Hadirnya XPander karena Mitsubishi fokus pada pasar dan memenuhi permintaan masing-masing segmen pasar yang penuh dinamika. Melalui perubahan tersebut, Mitsubishi dapat terus maju dan berkembang dalam memenuhi kebutuhan kendaraan masyarakat.

Kesuksesan peluncuran Mitsubishi Xpander ternyata telah menghasilkan permintaan yang tinggi hingga lebih dari 50 ribu  pemesanan oleh konsumen Indonesia.

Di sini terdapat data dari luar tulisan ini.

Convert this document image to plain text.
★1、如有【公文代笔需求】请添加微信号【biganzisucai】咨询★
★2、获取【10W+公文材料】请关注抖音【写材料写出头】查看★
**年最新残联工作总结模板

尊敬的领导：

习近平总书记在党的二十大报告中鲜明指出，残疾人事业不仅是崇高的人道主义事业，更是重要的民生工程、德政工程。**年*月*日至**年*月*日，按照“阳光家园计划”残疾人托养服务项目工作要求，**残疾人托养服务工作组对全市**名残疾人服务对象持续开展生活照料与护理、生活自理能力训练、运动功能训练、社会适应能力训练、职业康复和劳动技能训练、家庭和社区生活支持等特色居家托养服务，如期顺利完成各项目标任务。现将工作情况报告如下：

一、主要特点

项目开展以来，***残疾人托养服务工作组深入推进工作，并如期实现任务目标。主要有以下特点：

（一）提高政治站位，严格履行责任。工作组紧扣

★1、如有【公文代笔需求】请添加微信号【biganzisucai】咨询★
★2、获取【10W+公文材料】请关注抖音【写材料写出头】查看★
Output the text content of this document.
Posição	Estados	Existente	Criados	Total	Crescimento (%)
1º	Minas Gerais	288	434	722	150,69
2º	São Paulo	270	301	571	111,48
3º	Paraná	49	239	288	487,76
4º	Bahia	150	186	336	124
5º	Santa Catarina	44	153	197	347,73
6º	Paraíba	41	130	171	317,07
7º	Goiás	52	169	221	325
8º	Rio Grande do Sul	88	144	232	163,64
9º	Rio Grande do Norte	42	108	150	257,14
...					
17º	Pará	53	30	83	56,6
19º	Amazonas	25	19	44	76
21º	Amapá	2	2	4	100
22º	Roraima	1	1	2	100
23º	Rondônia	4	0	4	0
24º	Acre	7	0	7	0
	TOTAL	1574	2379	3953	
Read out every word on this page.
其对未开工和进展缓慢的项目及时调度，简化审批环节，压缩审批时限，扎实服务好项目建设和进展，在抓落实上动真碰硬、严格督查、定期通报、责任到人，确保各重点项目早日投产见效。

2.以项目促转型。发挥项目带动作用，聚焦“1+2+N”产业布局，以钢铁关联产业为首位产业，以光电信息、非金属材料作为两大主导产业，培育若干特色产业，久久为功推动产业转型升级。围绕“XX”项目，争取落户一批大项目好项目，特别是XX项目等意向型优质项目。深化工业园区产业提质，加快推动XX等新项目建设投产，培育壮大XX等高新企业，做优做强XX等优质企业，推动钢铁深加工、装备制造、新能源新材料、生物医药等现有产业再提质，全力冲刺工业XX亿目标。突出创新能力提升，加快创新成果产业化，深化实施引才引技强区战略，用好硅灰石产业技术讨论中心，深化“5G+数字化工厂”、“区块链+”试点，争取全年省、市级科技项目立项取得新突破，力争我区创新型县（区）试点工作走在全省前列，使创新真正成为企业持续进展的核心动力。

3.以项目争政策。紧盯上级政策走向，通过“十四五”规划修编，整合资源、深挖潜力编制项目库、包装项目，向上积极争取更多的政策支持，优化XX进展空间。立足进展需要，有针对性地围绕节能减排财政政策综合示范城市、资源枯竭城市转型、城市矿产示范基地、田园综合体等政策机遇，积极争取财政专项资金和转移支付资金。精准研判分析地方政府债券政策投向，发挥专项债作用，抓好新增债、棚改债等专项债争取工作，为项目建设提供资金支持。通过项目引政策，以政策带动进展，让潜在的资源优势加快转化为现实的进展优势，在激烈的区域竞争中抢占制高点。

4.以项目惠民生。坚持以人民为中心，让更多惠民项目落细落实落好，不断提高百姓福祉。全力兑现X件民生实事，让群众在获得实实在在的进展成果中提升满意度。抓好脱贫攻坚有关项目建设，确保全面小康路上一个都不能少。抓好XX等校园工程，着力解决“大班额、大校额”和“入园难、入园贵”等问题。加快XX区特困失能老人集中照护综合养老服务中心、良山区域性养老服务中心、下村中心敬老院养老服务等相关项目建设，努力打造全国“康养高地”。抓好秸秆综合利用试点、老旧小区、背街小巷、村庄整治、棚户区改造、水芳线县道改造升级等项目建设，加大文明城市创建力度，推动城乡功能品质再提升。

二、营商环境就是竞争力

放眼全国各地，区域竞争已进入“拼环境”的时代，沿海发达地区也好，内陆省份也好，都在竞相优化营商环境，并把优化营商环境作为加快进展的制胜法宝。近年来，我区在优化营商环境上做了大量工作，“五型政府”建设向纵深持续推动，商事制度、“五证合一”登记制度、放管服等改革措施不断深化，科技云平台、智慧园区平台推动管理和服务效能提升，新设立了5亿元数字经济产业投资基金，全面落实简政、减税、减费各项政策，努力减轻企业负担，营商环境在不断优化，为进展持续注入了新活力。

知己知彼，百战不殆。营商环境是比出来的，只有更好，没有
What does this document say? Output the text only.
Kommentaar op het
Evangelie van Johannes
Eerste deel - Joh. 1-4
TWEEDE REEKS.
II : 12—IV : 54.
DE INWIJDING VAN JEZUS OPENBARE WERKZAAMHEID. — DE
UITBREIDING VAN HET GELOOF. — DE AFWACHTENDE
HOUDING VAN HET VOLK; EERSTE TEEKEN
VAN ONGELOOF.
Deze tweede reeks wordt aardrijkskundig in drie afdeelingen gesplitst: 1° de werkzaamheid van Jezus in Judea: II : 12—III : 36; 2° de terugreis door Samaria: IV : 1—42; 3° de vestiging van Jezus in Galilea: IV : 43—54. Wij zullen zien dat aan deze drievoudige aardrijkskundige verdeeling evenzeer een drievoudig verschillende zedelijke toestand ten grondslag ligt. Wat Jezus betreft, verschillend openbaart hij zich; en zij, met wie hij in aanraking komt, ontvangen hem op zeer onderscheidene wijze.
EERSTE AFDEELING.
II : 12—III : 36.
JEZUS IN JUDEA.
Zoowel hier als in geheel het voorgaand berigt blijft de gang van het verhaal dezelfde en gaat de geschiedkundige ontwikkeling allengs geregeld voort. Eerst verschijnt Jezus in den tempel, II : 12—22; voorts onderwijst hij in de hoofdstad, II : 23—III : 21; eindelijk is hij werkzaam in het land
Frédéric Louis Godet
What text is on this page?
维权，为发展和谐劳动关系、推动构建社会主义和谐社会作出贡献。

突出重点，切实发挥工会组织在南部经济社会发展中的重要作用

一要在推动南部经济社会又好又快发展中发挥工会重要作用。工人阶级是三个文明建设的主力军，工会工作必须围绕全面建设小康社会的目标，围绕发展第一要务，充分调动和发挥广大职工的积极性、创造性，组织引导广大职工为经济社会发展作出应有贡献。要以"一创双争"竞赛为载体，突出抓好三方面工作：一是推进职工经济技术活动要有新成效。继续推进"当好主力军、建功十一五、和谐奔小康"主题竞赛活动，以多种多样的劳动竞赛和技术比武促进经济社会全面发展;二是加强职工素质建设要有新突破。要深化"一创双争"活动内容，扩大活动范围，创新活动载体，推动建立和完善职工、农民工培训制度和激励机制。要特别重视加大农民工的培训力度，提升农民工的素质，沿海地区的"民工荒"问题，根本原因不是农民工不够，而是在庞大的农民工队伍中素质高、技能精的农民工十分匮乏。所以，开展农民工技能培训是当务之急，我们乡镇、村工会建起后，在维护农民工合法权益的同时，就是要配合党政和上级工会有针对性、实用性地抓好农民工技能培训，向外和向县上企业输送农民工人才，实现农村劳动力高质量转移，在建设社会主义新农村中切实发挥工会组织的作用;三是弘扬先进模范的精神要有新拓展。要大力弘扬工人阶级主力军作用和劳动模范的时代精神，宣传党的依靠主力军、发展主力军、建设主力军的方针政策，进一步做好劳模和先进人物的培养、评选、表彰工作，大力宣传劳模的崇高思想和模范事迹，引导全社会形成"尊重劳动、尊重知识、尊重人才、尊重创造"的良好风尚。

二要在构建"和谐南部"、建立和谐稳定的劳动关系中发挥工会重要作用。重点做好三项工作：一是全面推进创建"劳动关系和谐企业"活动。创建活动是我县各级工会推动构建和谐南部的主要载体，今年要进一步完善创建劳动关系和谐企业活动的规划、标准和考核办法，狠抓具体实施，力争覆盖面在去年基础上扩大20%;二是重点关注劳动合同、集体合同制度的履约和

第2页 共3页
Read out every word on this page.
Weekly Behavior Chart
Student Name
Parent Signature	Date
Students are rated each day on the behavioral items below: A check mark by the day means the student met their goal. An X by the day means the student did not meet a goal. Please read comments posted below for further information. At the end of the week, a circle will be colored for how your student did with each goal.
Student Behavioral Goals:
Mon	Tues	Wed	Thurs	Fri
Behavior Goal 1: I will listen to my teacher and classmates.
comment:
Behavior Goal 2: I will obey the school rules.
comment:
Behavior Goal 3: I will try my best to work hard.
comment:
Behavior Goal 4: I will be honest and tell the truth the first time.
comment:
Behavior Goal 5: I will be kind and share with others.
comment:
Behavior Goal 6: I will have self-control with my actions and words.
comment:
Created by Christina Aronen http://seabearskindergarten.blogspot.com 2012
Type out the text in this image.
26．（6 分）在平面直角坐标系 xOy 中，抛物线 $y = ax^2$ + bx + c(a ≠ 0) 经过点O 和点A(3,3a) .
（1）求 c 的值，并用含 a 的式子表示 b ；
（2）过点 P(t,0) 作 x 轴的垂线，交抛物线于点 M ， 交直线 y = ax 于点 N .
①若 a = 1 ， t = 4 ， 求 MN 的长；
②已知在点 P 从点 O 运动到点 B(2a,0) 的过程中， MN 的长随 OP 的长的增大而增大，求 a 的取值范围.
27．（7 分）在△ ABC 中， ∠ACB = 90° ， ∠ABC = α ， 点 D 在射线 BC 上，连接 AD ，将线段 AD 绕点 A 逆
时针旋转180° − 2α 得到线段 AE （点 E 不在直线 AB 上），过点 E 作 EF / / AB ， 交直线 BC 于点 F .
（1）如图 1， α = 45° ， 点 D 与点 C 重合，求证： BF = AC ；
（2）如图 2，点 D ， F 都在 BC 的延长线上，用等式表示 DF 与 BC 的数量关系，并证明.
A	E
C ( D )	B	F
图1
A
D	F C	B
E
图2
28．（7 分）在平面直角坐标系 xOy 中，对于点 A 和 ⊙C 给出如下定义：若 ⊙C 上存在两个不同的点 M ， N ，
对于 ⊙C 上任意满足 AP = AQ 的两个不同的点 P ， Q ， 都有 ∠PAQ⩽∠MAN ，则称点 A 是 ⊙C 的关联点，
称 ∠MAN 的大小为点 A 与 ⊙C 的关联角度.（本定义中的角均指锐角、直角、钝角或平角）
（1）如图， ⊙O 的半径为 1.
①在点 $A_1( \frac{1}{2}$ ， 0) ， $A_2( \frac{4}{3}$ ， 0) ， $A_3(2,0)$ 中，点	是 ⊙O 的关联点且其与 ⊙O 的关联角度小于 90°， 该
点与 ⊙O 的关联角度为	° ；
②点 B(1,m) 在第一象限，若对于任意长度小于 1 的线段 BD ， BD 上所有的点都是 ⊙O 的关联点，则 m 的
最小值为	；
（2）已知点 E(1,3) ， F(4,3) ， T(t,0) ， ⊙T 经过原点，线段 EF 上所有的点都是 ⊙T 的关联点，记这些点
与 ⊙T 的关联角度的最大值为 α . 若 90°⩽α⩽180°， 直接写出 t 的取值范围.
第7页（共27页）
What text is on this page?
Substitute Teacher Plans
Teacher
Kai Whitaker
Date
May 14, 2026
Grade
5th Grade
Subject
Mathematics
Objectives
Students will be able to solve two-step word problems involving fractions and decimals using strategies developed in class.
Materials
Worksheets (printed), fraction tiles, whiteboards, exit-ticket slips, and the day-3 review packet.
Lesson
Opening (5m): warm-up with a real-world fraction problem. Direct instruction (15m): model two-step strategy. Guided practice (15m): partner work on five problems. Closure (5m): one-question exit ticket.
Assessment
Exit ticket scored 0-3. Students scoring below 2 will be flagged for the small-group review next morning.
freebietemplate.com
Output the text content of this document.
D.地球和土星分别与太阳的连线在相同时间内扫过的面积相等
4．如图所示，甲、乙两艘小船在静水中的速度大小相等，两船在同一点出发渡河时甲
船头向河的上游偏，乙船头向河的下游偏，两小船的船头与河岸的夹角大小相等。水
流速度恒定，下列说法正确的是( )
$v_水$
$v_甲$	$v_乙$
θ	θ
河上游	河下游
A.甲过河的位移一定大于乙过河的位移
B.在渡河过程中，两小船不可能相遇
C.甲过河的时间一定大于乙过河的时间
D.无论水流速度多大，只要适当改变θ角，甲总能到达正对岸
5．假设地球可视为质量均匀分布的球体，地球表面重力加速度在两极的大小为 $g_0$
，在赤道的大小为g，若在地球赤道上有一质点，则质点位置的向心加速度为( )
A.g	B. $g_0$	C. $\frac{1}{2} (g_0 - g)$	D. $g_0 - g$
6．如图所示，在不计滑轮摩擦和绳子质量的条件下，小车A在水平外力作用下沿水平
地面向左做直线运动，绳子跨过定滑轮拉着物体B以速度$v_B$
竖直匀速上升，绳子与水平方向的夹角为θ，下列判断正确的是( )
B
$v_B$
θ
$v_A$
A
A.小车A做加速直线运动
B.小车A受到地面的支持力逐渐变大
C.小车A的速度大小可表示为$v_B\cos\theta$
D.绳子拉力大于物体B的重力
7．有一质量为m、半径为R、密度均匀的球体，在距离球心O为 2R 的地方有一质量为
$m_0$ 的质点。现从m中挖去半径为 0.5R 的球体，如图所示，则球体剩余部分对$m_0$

Oleh karenanya, Mitsubishi Motors berupaya untuk melakukan semua hal yang  bisa mereka lakukan untuk semua konsumen agar dapat mengendarai Xpander.

Mitsubishi XPander, selain sangat cocok untuk keluarga juga sangat cocok untuk millennials (anak muda jaman now) atau Generasi Y. Dilihat dari style body mobil yang sangat stylish dan interior di dalamnya yang kekinian banget, mampu nih XPander merontokkan hati gebetan juga. Eh tapi, bagaimana caranya agar millennials bisa dapetin mobil idamannya ini dan sesuai harapan?

Sementara, anak-anak millennials sekarang kan dilihat dari usia masih muda, penghasilan pun masih standar-standar saja. Selain itu, dana untuk beli mobil pun tak sedikit alias menggunung. Nah, di kesempatan ini pula ada lho hadir Co-Foundernya Jouska Financial di acara Talkshow Kompas.com Bogger Invasion bersama Mitsubishi Motors. Farah bilang, “ Millennials mau beli mobil ga ada larangan, tapi perlu diingat bahwa apa yang dibeli itu memang benar-benar dibutuhkan.” Jadi, benar-benar lihat situasi dan kondisi ya gaes.


Farah, Co Founder Jouska Financial [Foto: Dok Pri]

Nah, apa yang millennials inginkan ini ada masanya memang, itulah menurut Farah yang disebut fase. Masa ketika mobil pribadi yang diimpikan jadi kebutuhan, apalagi seperti saya yang sudah berkeluarga. Rasa-rasanya punya mobil itu is a must. Bisa sekali angkut dan hemat biaya.

Millennials, jangan takut untuk bisa dapetin mobil impian kalian. Farah memberikan tips yang bisa dijalankan millennials ketika memilih mobil dengan menghitung seluruh komponen biaya secara cermat.

Di sela-sela acara talkshow itu dikatakan Farah, “Kita ini selalu diajari menabung dan menabung, namun kita tidak pernah diajari bagaimana caranya mengelola uang tersebut dan spending yang pinter agar kebutuhan terpenuhi, sekarang ini masanya.”

Tips yang Farah sampaikan bisa lho dipraktikkan dan jadikan bahan pertimbangan ya. Apa pertimbangan yang  millennials perlu ketahui saat ingin membeli  mobil? Pertama, mobil yang bagaimana yang memang benar-benar jadi incaran  mesti diperhatikan benar fitur dan fungsinya, lalu sesuaikan dengan kebutuhan.

Kedua, kalau milih mobil pilihlah mobil yang harganya terjangkau dan sesuai kemampuan keuangan kalian. Jangan sampai cicilannya besar dan memberatakan. Usahakan  ketika kalian sudah menjatuhkan pilihan dan ketika cicilan mulai dilakukan, tabungan, dana darurat, kebutuhan, dan tujuan keuangan kalian yang lain-lainnya harus tetap terlayani dan terpenuhi. Jangan sampai tambal sulam dan gali lubang tutup lubang demi gengsi yaa..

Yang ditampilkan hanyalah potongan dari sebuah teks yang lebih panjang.